Estas palabras, cuya traducción más fiel probablemente sea "deja de tocarme" o, incluso, "suéltame", se las dirige Jesús a María Magdalena (Juan 20, 17), cuando ella, todavía desconsolada ante el estupor del sepulcro vacío, al fin lo reconoce y se abraza amorosamente a sus pies. Inmediatamente, el Resucitado añade la causa de este necesario desprendimiento: "Aún no he subido al Padre". En verdad se trata de una petición sorprendente, misteriosa, asumible sólo a partir del carácter velado del triunfo del Cristo redivivo. No es fácil -no lo ha sido nunca- asomarse a la complejidad de este primer encuentro: aquí se cruzan y se entrelazan lo divino y lo humano, el viejo mundo sometido a la tiranía de la muerte y este otro nuevo, literalmente indescriptible, que abre las puertas de la Historia a una revolucionaria esperanza.

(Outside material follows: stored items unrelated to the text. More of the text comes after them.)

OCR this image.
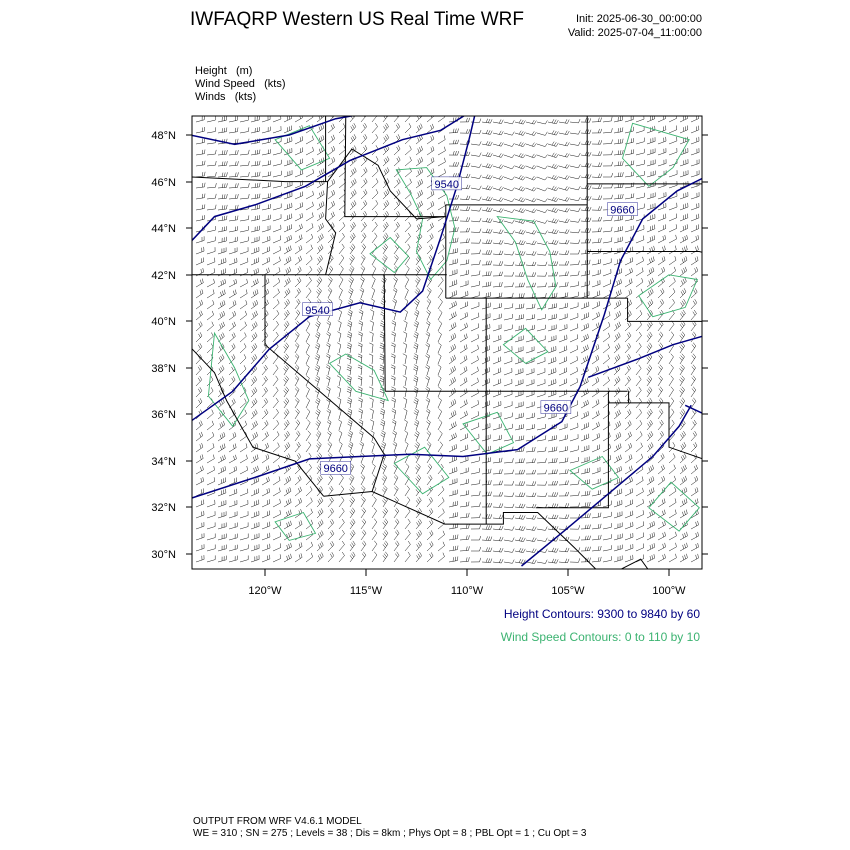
IWFAQRP Western US Real Time WRF	Init: 2025-06-30_00:00:00
Valid: 2025-07-04_11:00:00
Height (m)
Wind Speed (kts)
Winds (kts)
9540
9660
9540
9660
9660
48°N
46°N
44°N
42°N
40°N
38°N
36°N
34°N
32°N
30°N
120°W	115°W	110°W	105°W	100°W
Height Contours: 9300 to 9840 by 60
Wind Speed Contours: 0 to 110 by 10
OUTPUT FROM WRF V4.6.1 MODEL
WE = 310 ; SN = 275 ; Levels = 38 ; Dis = 8km ; Phys Opt = 8 ; PBL Opt = 1 ; Cu Opt = 3
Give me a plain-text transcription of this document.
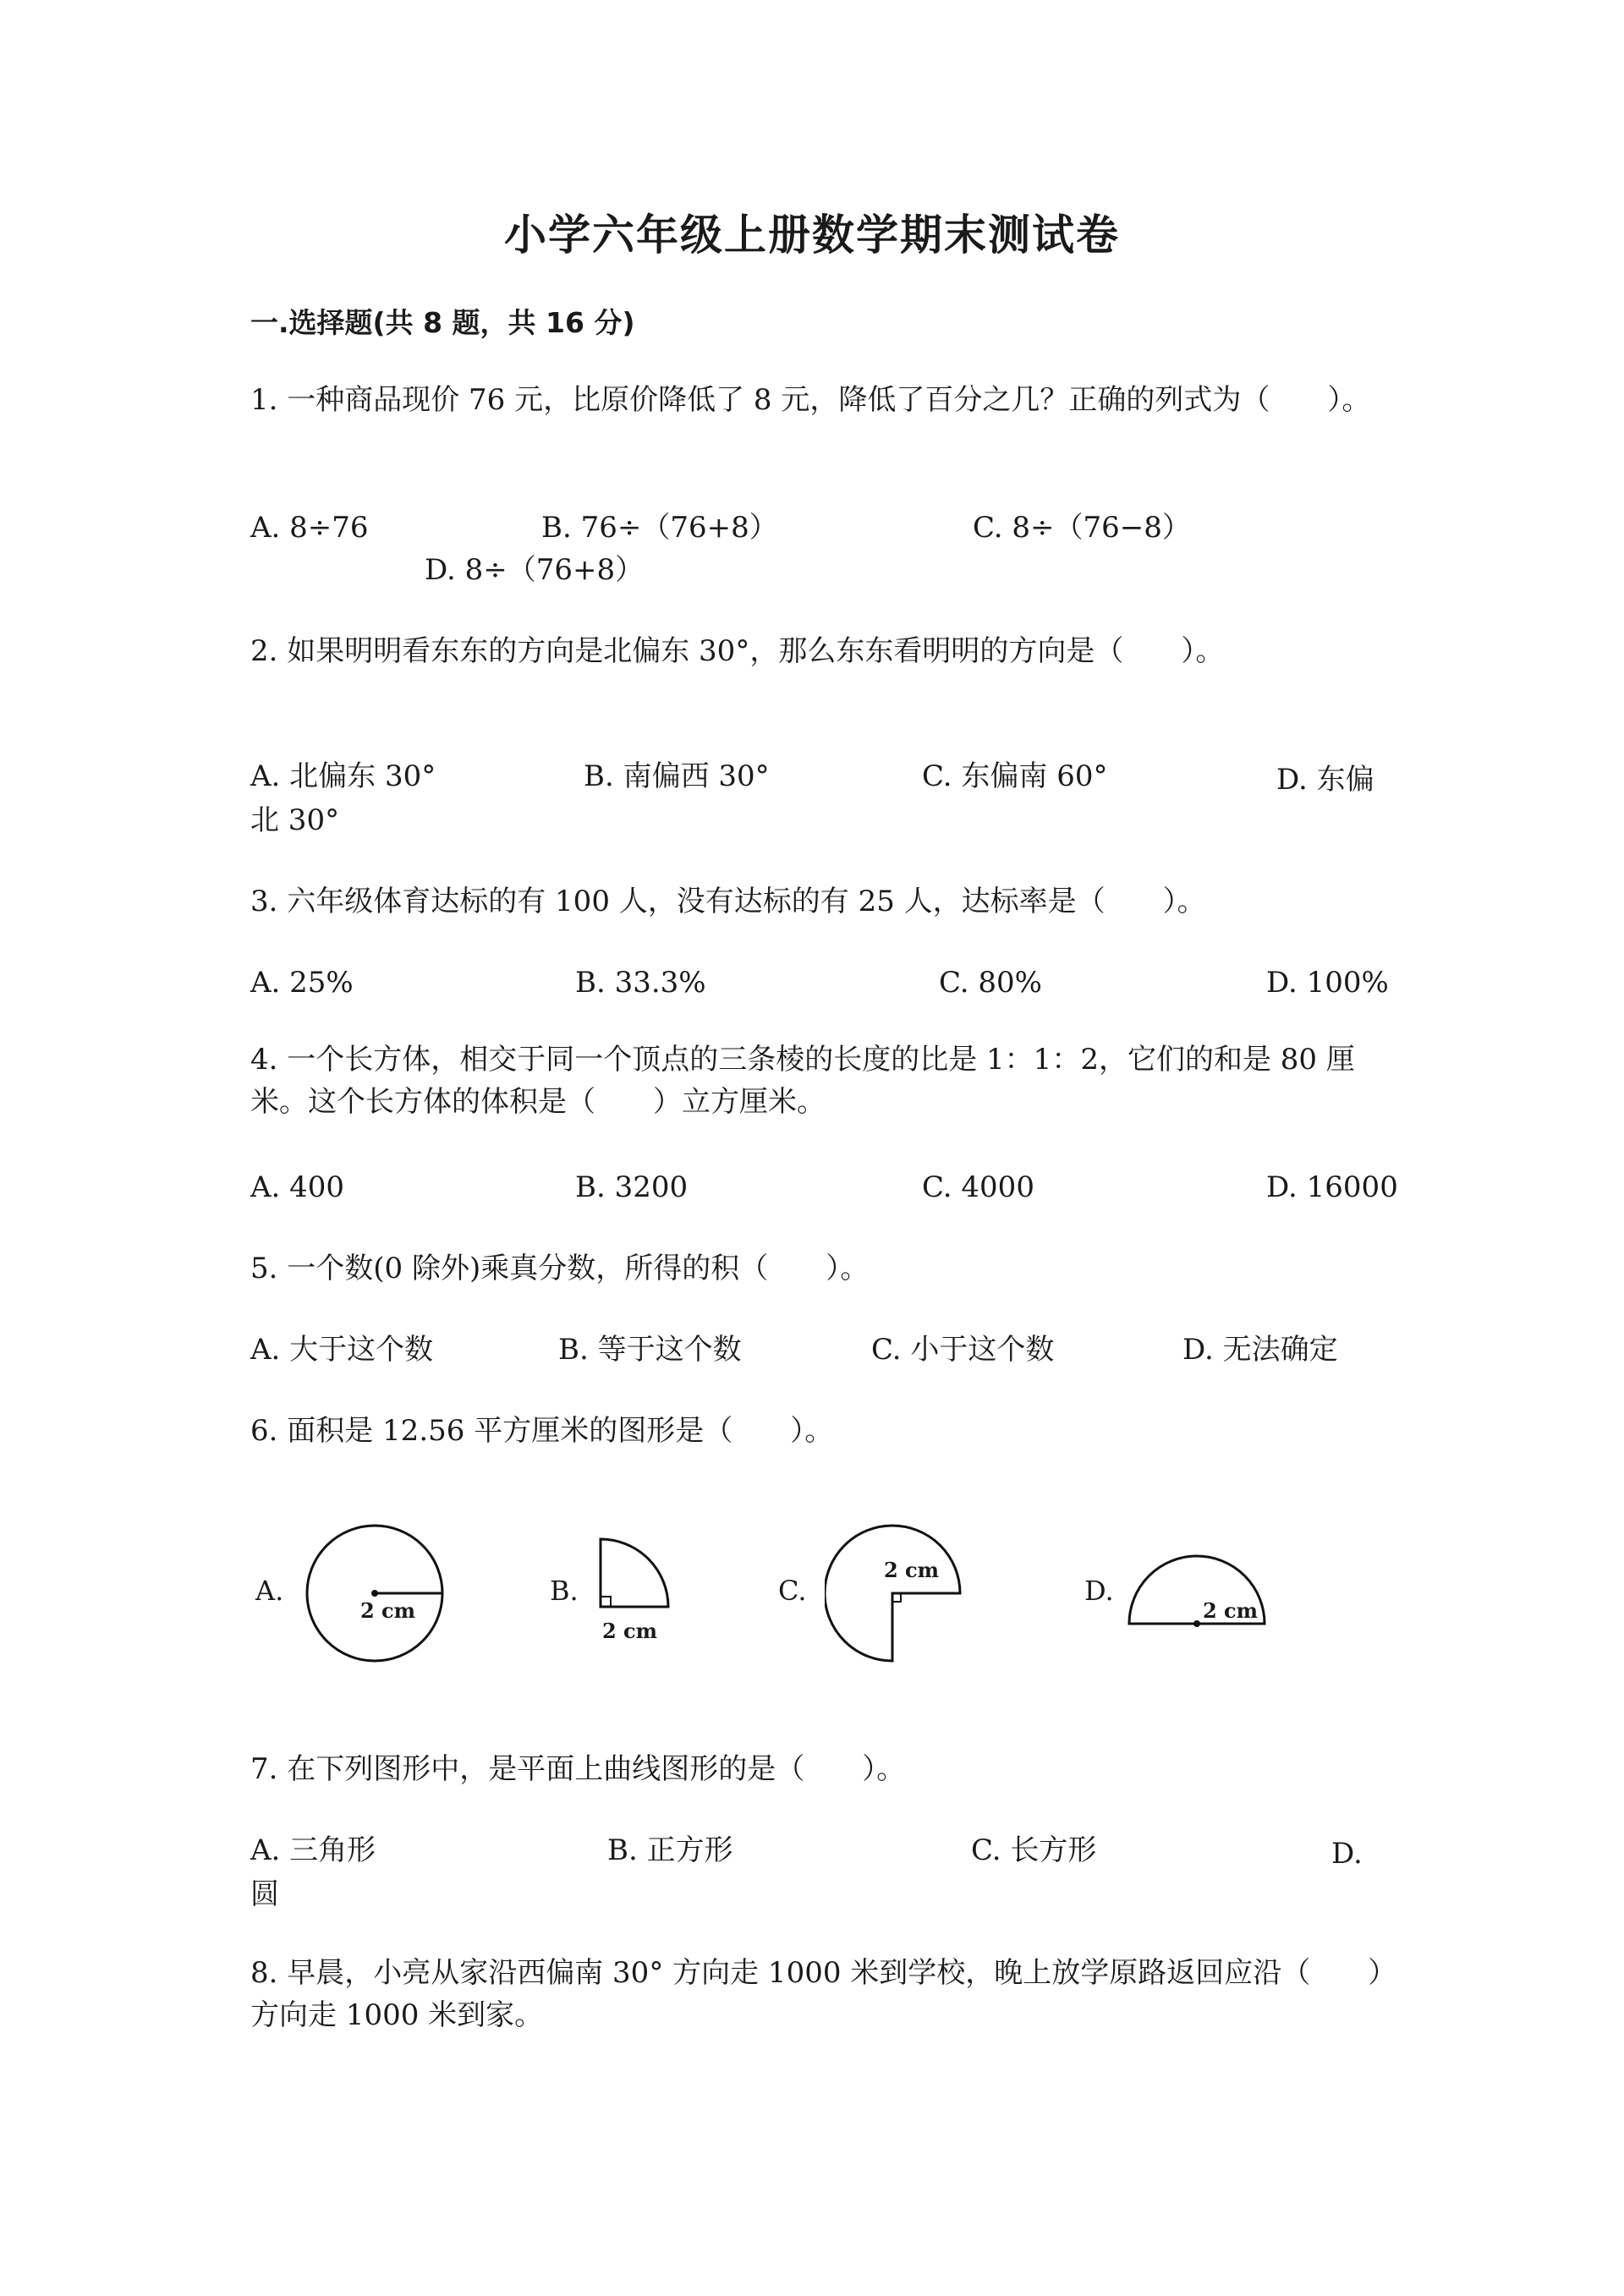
小学六年级上册数学期末测试卷
一.选择题(共 8 题，共 16 分)

1. 一种商品现价 76 元，比原价降低了 8 元，降低了百分之几？正确的列式为（　　）。

A. 8÷76	B. 76÷（76+8）	C. 8÷（76−8）
D. 8÷（76+8）

2. 如果明明看东东的方向是北偏东 30°，那么东东看明明的方向是（　　）。

A. 北偏东 30°	B. 南偏西 30°	C. 东偏南 60°	D. 东偏北 30°
3. 六年级体育达标的有 100 人，没有达标的有 25 人，达标率是（　　）。
A. 25%	B. 33.3%	C. 80%	D. 100%

4. 一个长方体，相交于同一个顶点的三条棱的长度的比是 1：1：2，它们的和是 80 厘米。这个长方体的体积是（　　）立方厘米。

A. 400	B. 3200	C. 4000	D. 16000
5. 一个数(0 除外)乘真分数，所得的积（　　）。
A. 大于这个数	B. 等于这个数	C. 小于这个数	D. 无法确定
6. 面积是 12.56 平方厘米的图形是（　　）。
A.
2 cm
B.
2 cm
C.
2 cm
D.
2 cm
7. 在下列图形中，是平面上曲线图形的是（　　）。
A. 三角形	B. 正方形	C. 长方形	D. 圆

8. 早晨，小亮从家沿西偏南 30° 方向走 1000 米到学校，晚上放学原路返回应沿（　　）方向走 1000 米到家。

Señala el Catecismo (645) que el cuerpo de Jesús, auténtico y real, posee sin embargo y a la par, "las propiedades nuevas de un cuerpo glorioso: no está situado ni en el espacio ni en el tiempo, pero puede hacerse presente a su voluntad donde quiere y cuando quiere, porque su humanidad ya no puede ser retenida en la tierra y no pertenece ya más que al dominio divino del Padre". Es justamente esto lo que Jesucristo le dice a la Magdalena: no me retengas aquí, no entorpezcas mi camino, no me aferres a ti, déjame entrar en el Padre. María, al cabo, hace con el Maestro lo que cualquiera de nosotros haríamos con nuestros seres queridos: resistirnos a su partida, intentar conservarlos para siempre, amarrarlos a la humana lógica de las realidades entendibles.

Es, por otra parte, una tentación perpetua. Aceptamos sin dificultad la insuperable grandeza moral del Jesús histórico. Aun los no creyentes, admiten la excelencia de su ejemplo y de su doctrina. Pero la fe nos exige dar un paso más: no podemos detenernos, ni detenerle, en el asombro de una vida plenamente justa: Cristo, Dios y Hombre, ha de subir al Padre para enseñarnos el verdadero final, la meta. La alegría de este domingo consiste principalmente en eso: Jesús asciende a la altura de Dios y nos invita - ¡porque desde ahora es posible!- a seguirle. Adelantándosenos, eternamente y para quien la quiera ver, inunda de luz todas las hirientes negruras del laberinto. Un sinsentido, lo sé. Aunque no será la razón, sino la cándida insensatez de un alma otra vez aniñada, la que acaso me infunda la valentía de buscarle en Galilea.